Faulty expression of the APOB gene

When looking for classic mutations, i.e. the modification of one or more nucleotides in the APOB gene sequence, Carole Charlier and her team didn’t see anything unusual. ‘However at the exon 5 of this gene, there was one particular sign: the insertion of a repeated sequence’, she reveals. ‘We characterised this sequence and found that this repeated element was part of a family of mobile elements known as ‘endogenous retroviral elements’ or ‘endogenous retroviruses’.’ Repeated sequences represent 50% of the mammalian genome. There are different categories and sub-categories which include transposable elements. ‘The repeated element found at the APOB gene was part of this category’, reveals Charlier. ‘This is the insertion of a complete element of 7,000 base pairs. This insertion should lead to a total stop of the transcription of the gene and should abolish its function’.
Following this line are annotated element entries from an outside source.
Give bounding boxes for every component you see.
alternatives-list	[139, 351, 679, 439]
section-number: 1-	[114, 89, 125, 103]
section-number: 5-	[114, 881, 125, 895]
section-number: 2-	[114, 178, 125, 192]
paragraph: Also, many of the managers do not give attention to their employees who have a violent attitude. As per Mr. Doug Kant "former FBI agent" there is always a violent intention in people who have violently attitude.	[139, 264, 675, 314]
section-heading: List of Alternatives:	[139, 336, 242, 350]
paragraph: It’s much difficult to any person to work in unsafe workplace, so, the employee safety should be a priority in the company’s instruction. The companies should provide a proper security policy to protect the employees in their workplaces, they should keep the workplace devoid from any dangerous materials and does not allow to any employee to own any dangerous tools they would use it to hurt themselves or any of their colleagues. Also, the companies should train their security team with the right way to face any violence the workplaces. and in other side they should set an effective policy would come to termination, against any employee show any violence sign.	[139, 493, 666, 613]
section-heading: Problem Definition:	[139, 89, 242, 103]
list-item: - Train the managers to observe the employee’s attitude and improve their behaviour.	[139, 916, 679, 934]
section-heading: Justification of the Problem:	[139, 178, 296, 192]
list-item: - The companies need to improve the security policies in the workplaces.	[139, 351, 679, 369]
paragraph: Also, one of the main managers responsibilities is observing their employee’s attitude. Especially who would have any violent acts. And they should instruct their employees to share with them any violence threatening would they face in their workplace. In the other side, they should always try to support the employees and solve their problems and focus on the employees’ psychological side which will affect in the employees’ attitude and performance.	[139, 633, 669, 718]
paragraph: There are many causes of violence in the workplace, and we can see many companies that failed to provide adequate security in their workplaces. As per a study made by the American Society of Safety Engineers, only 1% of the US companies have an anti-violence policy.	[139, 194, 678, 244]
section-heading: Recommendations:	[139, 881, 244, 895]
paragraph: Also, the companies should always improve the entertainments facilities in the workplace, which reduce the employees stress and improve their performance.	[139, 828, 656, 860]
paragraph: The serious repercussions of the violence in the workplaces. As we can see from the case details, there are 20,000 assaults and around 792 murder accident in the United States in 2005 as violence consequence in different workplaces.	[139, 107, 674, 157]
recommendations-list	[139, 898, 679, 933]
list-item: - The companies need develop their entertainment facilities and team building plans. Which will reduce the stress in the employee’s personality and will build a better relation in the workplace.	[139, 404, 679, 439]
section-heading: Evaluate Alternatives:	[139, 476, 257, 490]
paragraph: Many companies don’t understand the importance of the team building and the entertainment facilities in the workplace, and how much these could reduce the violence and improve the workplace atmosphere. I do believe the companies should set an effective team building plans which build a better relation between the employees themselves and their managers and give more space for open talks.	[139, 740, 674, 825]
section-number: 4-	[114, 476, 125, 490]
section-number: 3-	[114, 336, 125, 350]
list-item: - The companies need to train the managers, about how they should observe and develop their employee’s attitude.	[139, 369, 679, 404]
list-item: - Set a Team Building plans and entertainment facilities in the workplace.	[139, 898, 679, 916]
Thanks to collaborative work with the Faculty of Veterinary Medicine at the ULg (Drs Arnaud Sartelet and Emilie Knapp), Carole Charlier’s team was able to obtain biological material (DNA and tissue) from a calf suffering from CDH. ‘We sequenced its transcriptome based on its liver cells to check the impact of the mutation on the expression of the APOB gene’, explains Charlier. This is how they were able to confirm that this calf’s APOB gene had given rise to an ‘abnormal’ protein. Transcription of the gene was interrupted when only 3% of the protein had been formed.

This discovery enabled the Liège researchers to develop a test which directly investigated the mutation, in order to be able to validate or invalidate the results obtained from the existing, indirect, haplotype test. This test should now enable farmers to avoid using animals carrying the mutation for reproduction. ‘This mutation is fairly common within the Holstein population, affecting between 6 and 8% of animals. But, because of artificial insemination, if animals carrying the mutation are used for reproduction, the number of animals carrying the mutation and, thus, the number of calves who are affected can be multiplied considerably’, stresses Charlier.
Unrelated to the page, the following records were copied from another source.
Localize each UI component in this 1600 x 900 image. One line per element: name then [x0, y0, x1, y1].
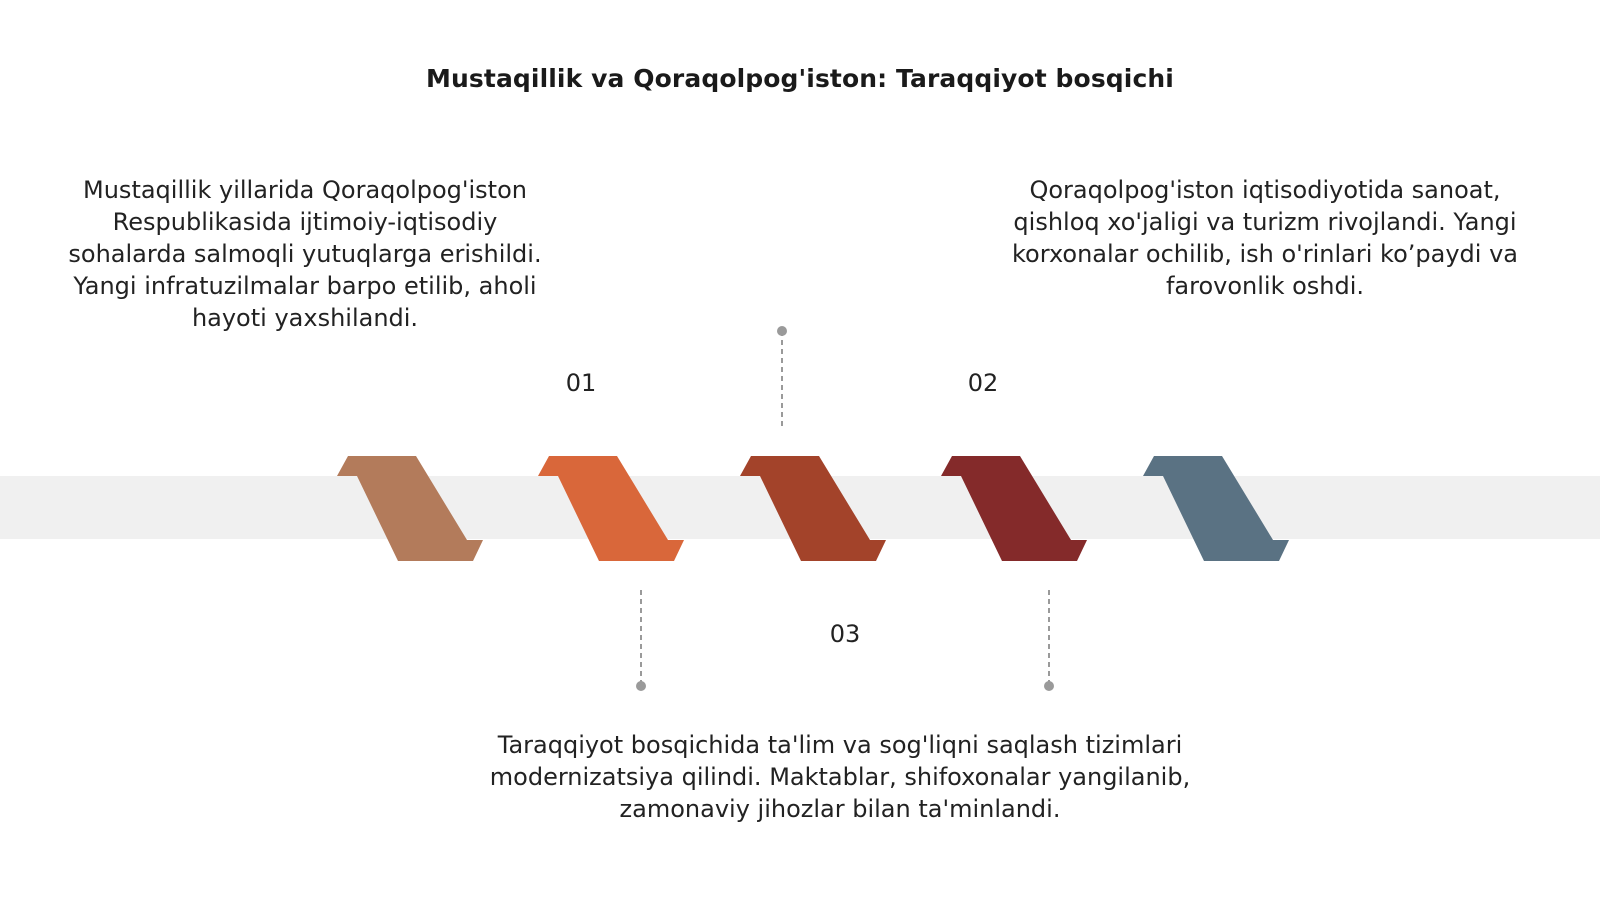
- chevron-3: [740, 456, 886, 561]
- step-01-description: Mustaqillik yillarida Qoraqolpog'iston Respublikasida ijtimoiy-iqtisodiy sohalarda salmoqli yutuqlarga erishildi. Yangi infratuzilmalar barpo etilib, aholi hayoti yaxshilandi.: [68, 176, 542, 332]
- connector-bottom-left: [636, 590, 646, 691]
- chevron-1: [337, 456, 483, 561]
- chevron-4: [941, 456, 1087, 561]
- chevron-5: [1143, 456, 1289, 561]
- step-03-number: 03: [829, 620, 861, 648]
- connector-top: [777, 326, 787, 430]
- connector-bottom-right: [1044, 590, 1054, 691]
- step-02-number: 02: [967, 369, 999, 397]
- diagram-title: Mustaqillik va Qoraqolpog'iston: Taraqqiyot bosqichi: [426, 64, 1174, 93]
- step-01-number: 01: [565, 369, 597, 397]
- chevron-2: [538, 456, 684, 561]
- step-03-description: Taraqqiyot bosqichida ta'lim va sog'liqni saqlash tizimlari modernizatsiya qilindi. Maktablar, shifoxonalar yangilanib, zamonaviy jihozlar bilan ta'minlandi.: [489, 731, 1191, 823]
- step-02-description: Qoraqolpog'iston iqtisodiyotida sanoat, qishloq xo'jaligi va turizm rivojlandi. Yangi korxonalar ochilib, ish o'rinlari ko’paydi va farovonlik oshdi.: [1012, 176, 1518, 300]
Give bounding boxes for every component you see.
Focus on the transposable elements in the cattle genome

Having achieved their goal of creating a 100% reliable test to detect cows and bulls who carry the mutation responsible for CDH, Carole Charlier and her team did not stop there. Normally, endogenous retroviruses are strongly suppressed by the organism’s defence mechanisms. If they are not suppressed in this way, they may transpose within the genome, be transcribed, or go on to integrate elsewhere in the genome and cause various consequences for the individuals carrying them. Hence, the genome’s defence system is usually highly effective in terms of working against these mutations. The ULg researchers wanted to understand the genomic distribution of these elements, their frequency, and their specificity in Holstein and Belgian Blue cattle.
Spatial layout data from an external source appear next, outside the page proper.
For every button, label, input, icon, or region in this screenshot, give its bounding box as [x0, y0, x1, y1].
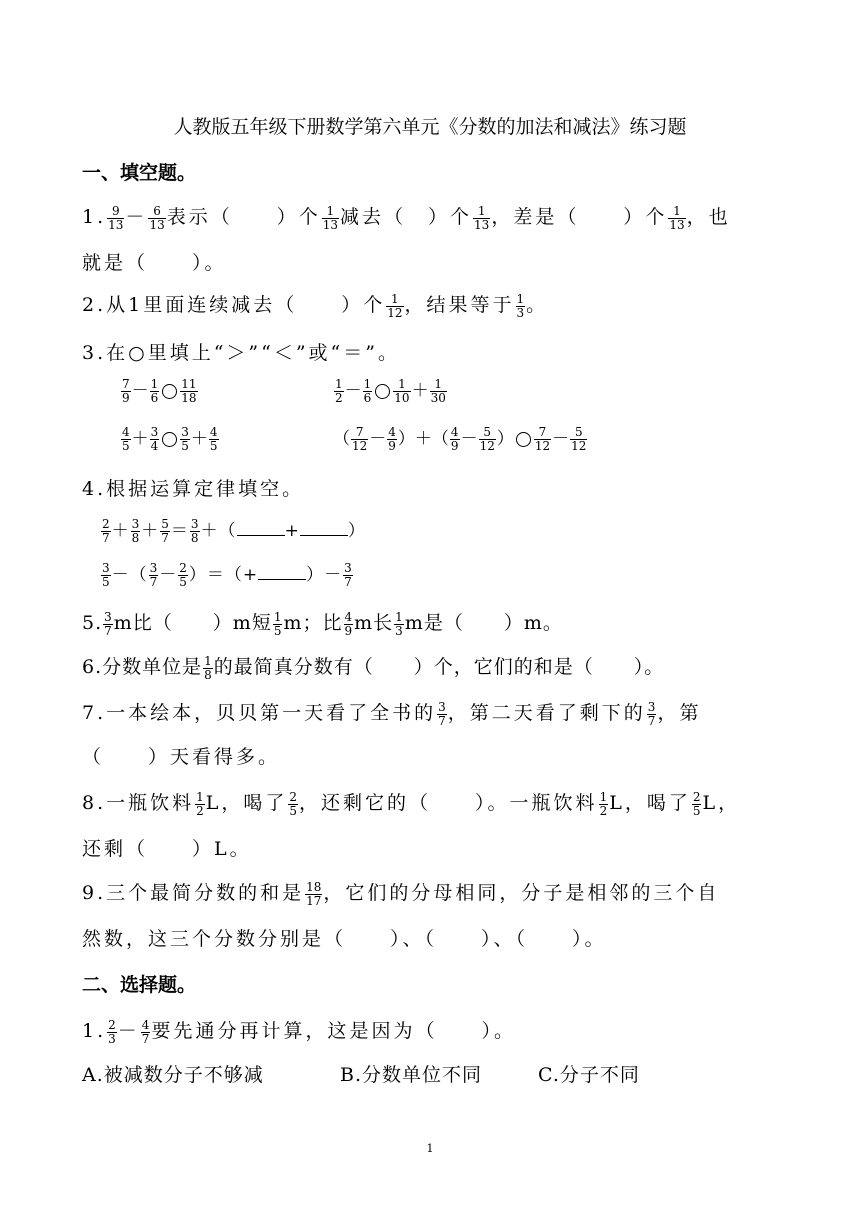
option-c[interactable]: C.分子不同	[538, 1064, 640, 1086]
fraction	[121, 426, 131, 453]
denominator: 2	[599, 803, 608, 818]
numerator: 1	[395, 609, 403, 624]
section-multiple-choice: 二、选择题。	[82, 974, 197, 996]
question-1-line-2: 就是（ ）。	[82, 252, 227, 274]
text: L，喝了	[609, 792, 691, 814]
denominator: 13	[322, 217, 339, 232]
numerator: 1	[393, 378, 410, 392]
fraction	[334, 378, 344, 405]
option-a[interactable]: A.被减数分子不够减	[82, 1064, 264, 1086]
text: 。	[526, 294, 549, 316]
text: 1.	[82, 1020, 107, 1042]
text: 的最简真分数有（ ）个，它们的和是（ ）。	[213, 656, 665, 678]
fraction	[180, 378, 197, 405]
text: ，它们的分母相同，分子是相邻的三个自	[323, 882, 720, 904]
compare-a: $\frac{7}{9}$ － $\frac{1}{6}$ $\frac{11}{18}$	[122, 377, 197, 405]
text: 表示（ ）个	[166, 206, 321, 228]
numerator: 3	[647, 699, 656, 714]
numerator: 4	[122, 425, 130, 439]
numerator: 4	[388, 425, 396, 439]
fraction	[209, 426, 219, 453]
fraction	[180, 426, 190, 453]
denominator: 5	[102, 575, 110, 589]
numerator: 2	[692, 789, 701, 804]
fraction	[195, 791, 205, 818]
denominator: 7	[438, 713, 446, 728]
numerator: 1	[516, 291, 525, 306]
question-7	[82, 700, 701, 728]
fraction	[393, 378, 410, 405]
numerator: 1	[430, 378, 447, 392]
question-7-line-2: （ ）天看得多。	[82, 746, 281, 768]
fraction	[121, 378, 131, 405]
fraction	[150, 378, 160, 405]
fraction	[103, 611, 113, 638]
numerator: 1	[599, 789, 608, 804]
blank[interactable]	[258, 565, 306, 580]
fraction	[647, 701, 657, 728]
denominator: 13	[669, 217, 685, 232]
denominator: 13	[108, 217, 124, 232]
numerator: 5	[570, 426, 587, 440]
numerator: 3	[438, 699, 446, 714]
text: L，	[702, 792, 741, 814]
blank[interactable]	[237, 521, 285, 536]
denominator: 7	[149, 575, 158, 589]
fraction	[692, 791, 702, 818]
choice-question-1: 1. $\frac{2}{3}$ － $\frac{4}{7}$ 要先通分再计算，这是因为（ ）。	[82, 1017, 516, 1046]
fraction	[107, 1019, 117, 1046]
compare-c: $\frac{4}{5}$ ＋ $\frac{3}{4}$ $\frac{3}{5}$ ＋ $\frac{4}{5}$	[122, 425, 218, 453]
numerator: 7	[122, 377, 130, 391]
text: m是（ ）m。	[404, 612, 563, 634]
question-1: 1. $\frac{9}{13}$ － $\frac{6}{13}$ 表示（ ）个 $\frac{1}{13}$ 减去（ ）个 $\frac{1}{13}$ ，差是（ ）个 $\frac{1}{13}$ ，也	[82, 203, 731, 232]
denominator: 6	[150, 391, 159, 405]
denominator: 10	[394, 391, 410, 405]
numerator: 2	[289, 789, 298, 804]
numerator: 1	[668, 205, 685, 219]
fraction	[479, 426, 496, 453]
fraction	[387, 426, 397, 453]
compare-d: （ $\frac{7}{12}$ － $\frac{4}{9}$ ）＋（ $\frac{4}{9}$ － $\frac{5}{12}$ ） $\frac{7}{12}$ － $\frac{5}{12}$	[333, 425, 587, 453]
fraction	[101, 518, 111, 545]
question-3: 3.在○里填上“＞”“＜”或“＝”。	[82, 342, 400, 364]
fraction	[150, 426, 160, 453]
numerator: 5	[479, 426, 496, 440]
text: 9.三个最简分数的和是	[82, 882, 305, 904]
denominator: 7	[104, 623, 112, 638]
compare-b: $\frac{1}{2}$ － $\frac{1}{6}$ $\frac{1}{10}$ ＋ $\frac{1}{30}$	[335, 377, 446, 405]
numerator: 2	[108, 1017, 116, 1032]
numerator: 3	[104, 609, 112, 624]
numerator: 6	[148, 205, 165, 219]
fraction	[430, 378, 447, 405]
section-fill-blanks: 一、填空题。	[82, 162, 197, 184]
numerator: 2	[179, 561, 187, 575]
fraction	[570, 426, 587, 453]
denominator: 17	[306, 893, 322, 908]
numerator: 7	[351, 426, 368, 440]
denominator: 13	[149, 217, 165, 232]
law-b: $\frac{3}{5}$ －（ $\frac{3}{7}$ － $\frac{2}{5}$ ）＝（+ ）－ $\frac{3}{7}$	[102, 561, 352, 589]
text: m比（ ）m短	[113, 612, 272, 634]
numerator: 4	[450, 425, 459, 439]
text: ，还剩它的（ ）。一瓶饮料	[299, 792, 598, 814]
denominator: 9	[344, 623, 353, 638]
text: m；比	[283, 612, 343, 634]
fraction	[437, 701, 447, 728]
text: ，差是（ ）个	[491, 206, 668, 228]
numerator: 2	[102, 517, 110, 531]
fraction	[107, 205, 124, 232]
fraction	[160, 518, 170, 545]
denominator: 12	[479, 439, 495, 453]
numerator: 1	[150, 377, 159, 391]
text: ，结果等于	[404, 294, 515, 316]
numerator: 4	[141, 1017, 150, 1032]
denominator: 5	[181, 439, 189, 453]
denominator: 5	[692, 803, 701, 818]
option-b[interactable]: B.分数单位不同	[340, 1064, 483, 1086]
denominator: 3	[516, 305, 525, 320]
denominator: 5	[273, 623, 282, 638]
fraction	[131, 518, 141, 545]
numerator: 4	[209, 425, 218, 439]
numerator: 1	[386, 293, 403, 307]
numerator: 1	[196, 789, 204, 804]
denominator: 5	[209, 439, 218, 453]
law-a: $\frac{2}{7}$ ＋ $\frac{3}{8}$ ＋ $\frac{5}{7}$ ＝ $\frac{3}{8}$ ＋（ + ）	[102, 517, 366, 545]
question-8	[82, 790, 740, 818]
text: L，喝了	[205, 792, 288, 814]
fraction	[363, 378, 373, 405]
denominator: 12	[571, 439, 587, 453]
compare-circle[interactable]	[516, 432, 531, 447]
denominator: 12	[352, 439, 368, 453]
text: 要先通分再计算，这是因为（ ）。	[151, 1020, 516, 1042]
denominator: 6	[363, 391, 372, 405]
compare-circle[interactable]	[375, 384, 390, 399]
numerator: 11	[181, 377, 197, 391]
numerator: 3	[344, 561, 352, 575]
page-title: 人教版五年级下册数学第六单元《分数的加法和减法》练习题	[173, 116, 687, 138]
text: 2.从1里面连续减去（ ）个	[82, 294, 386, 316]
numerator: 1	[273, 609, 282, 624]
numerator: 3	[181, 425, 189, 439]
denominator: 9	[122, 391, 130, 405]
denominator: 3	[395, 623, 403, 638]
denominator: 8	[190, 531, 199, 545]
denominator: 2	[196, 803, 204, 818]
denominator: 30	[430, 391, 446, 405]
text: m长	[354, 612, 394, 634]
denominator: 12	[387, 305, 403, 320]
denominator: 9	[388, 439, 396, 453]
text: ，第二天看了剩下的	[447, 702, 646, 724]
fraction	[203, 655, 213, 682]
fraction	[394, 611, 404, 638]
fraction	[343, 562, 353, 589]
fraction	[599, 791, 609, 818]
denominator: 2	[335, 391, 343, 405]
question-9	[82, 880, 719, 908]
denominator: 4	[150, 439, 159, 453]
fraction	[149, 562, 159, 589]
numerator: 4	[344, 609, 353, 624]
question-5	[82, 610, 563, 638]
denominator: 8	[204, 667, 212, 682]
fraction	[450, 426, 460, 453]
denominator: 18	[181, 391, 197, 405]
fraction	[141, 1019, 151, 1046]
denominator: 13	[474, 217, 490, 232]
text: ，第	[657, 702, 702, 724]
compare-circle[interactable]	[162, 432, 177, 447]
text: 减去（ ）个	[340, 206, 473, 228]
denominator: 7	[102, 531, 110, 545]
question-2	[82, 292, 548, 320]
numerator: 3	[149, 561, 158, 575]
fraction	[101, 562, 111, 589]
numerator: 3	[190, 517, 199, 531]
text: ，也	[686, 206, 731, 228]
numerator: 1	[335, 377, 343, 391]
text: 5.	[82, 612, 103, 634]
compare-circle[interactable]	[162, 384, 177, 399]
denominator: 7	[141, 1031, 150, 1046]
question-9-line-2: 然数，这三个分数分别是（ ）、（ ）、（ ）。	[82, 928, 607, 950]
fraction	[148, 205, 165, 232]
numerator: 3	[131, 517, 140, 531]
denominator: 7	[161, 531, 169, 545]
fraction	[534, 426, 551, 453]
fraction	[351, 426, 368, 453]
blank[interactable]	[300, 521, 348, 536]
text: 8.一瓶饮料	[82, 792, 195, 814]
page-number: 1	[426, 1142, 434, 1155]
numerator: 3	[102, 561, 110, 575]
fraction	[516, 293, 526, 320]
numerator: 1	[322, 205, 339, 219]
fraction	[288, 791, 298, 818]
numerator: 9	[107, 205, 124, 219]
numerator: 1	[204, 653, 212, 668]
numerator: 18	[306, 879, 322, 894]
denominator: 3	[108, 1031, 116, 1046]
fraction	[668, 205, 685, 232]
fraction	[473, 205, 490, 232]
denominator: 7	[647, 713, 656, 728]
denominator: 9	[450, 439, 459, 453]
numerator: 1	[363, 377, 372, 391]
fraction	[344, 611, 354, 638]
numerator: 1	[473, 205, 490, 219]
fraction	[386, 293, 403, 320]
question-6	[82, 654, 664, 682]
question-4: 4.根据运算定律填空。	[82, 478, 305, 500]
numerator: 3	[150, 425, 159, 439]
fraction	[305, 881, 322, 908]
fraction	[178, 562, 188, 589]
fraction	[273, 611, 283, 638]
fraction	[190, 518, 200, 545]
denominator: 7	[344, 575, 352, 589]
fraction	[322, 205, 339, 232]
text: 6.分数单位是	[82, 656, 203, 678]
q1-number: 1.	[82, 206, 107, 228]
denominator: 12	[534, 439, 551, 453]
denominator: 8	[131, 531, 140, 545]
text: 7.一本绘本，贝贝第一天看了全书的	[82, 702, 437, 724]
denominator: 5	[289, 803, 298, 818]
numerator: 5	[161, 517, 169, 531]
question-8-line-2: 还剩（ ）L。	[82, 838, 252, 860]
numerator: 7	[534, 426, 551, 440]
denominator: 5	[179, 575, 187, 589]
denominator: 5	[122, 439, 130, 453]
Against this backdrop, Chad Harland, a doctoral student from New Zealand working in the Animal Genomics Research Unit, had developed a bioinformatic tool (LocaTER) to detect elements of the same type as that found in the APOB gene, within the genome. The results revealed 1,200 polymorphic events of this kind. ‘Some were specific to Belgian Blues, while others were specific to Holstein cattle. Finally, some were shared by the two breeds, which would seem to indicate that they therefore appeared in the cattle genome longer ago’, specifies Charlier. The scientists showed that, as had already been demonstrated particularly in mice, that the transposition elements of the cattle genome were subject to significant purifying selection pressure. ‘When such an element is mobilised, it will integrate randomly anywhere in the genome: in intergenic regions, in the introns or exons. The direction of its insertion has an impact upon the consequences of this insertion on the role of the affected gene’, explains Charlier. Indeed, if the element in question inserts itself in the direction of the transcription of the gene, it will disturb and/or stop the transcription of this gene. If the insertion takes place in the reverse direction of the transcription, its impact on the role of the gene will be more variable. ‘By looking both at the distribution and position of these 1,200 elements in the genome of Holstein and Belgian Blue cattle, we were able to show that there are fewer insertions at gene level than we would expect if we start from the principle that these insertions in the genome are random. Moreover, when these elements are inserted into a gene, it is twice as likely that they will be inserted in the opposite to the direction of transcription,’ explains Charlier. These observations confirm that a purifying selection procedure is at work: the elements inserted into the genes in the direction of the transcription were eliminated over time, due to their negative impact on the individuals carrying these mutations.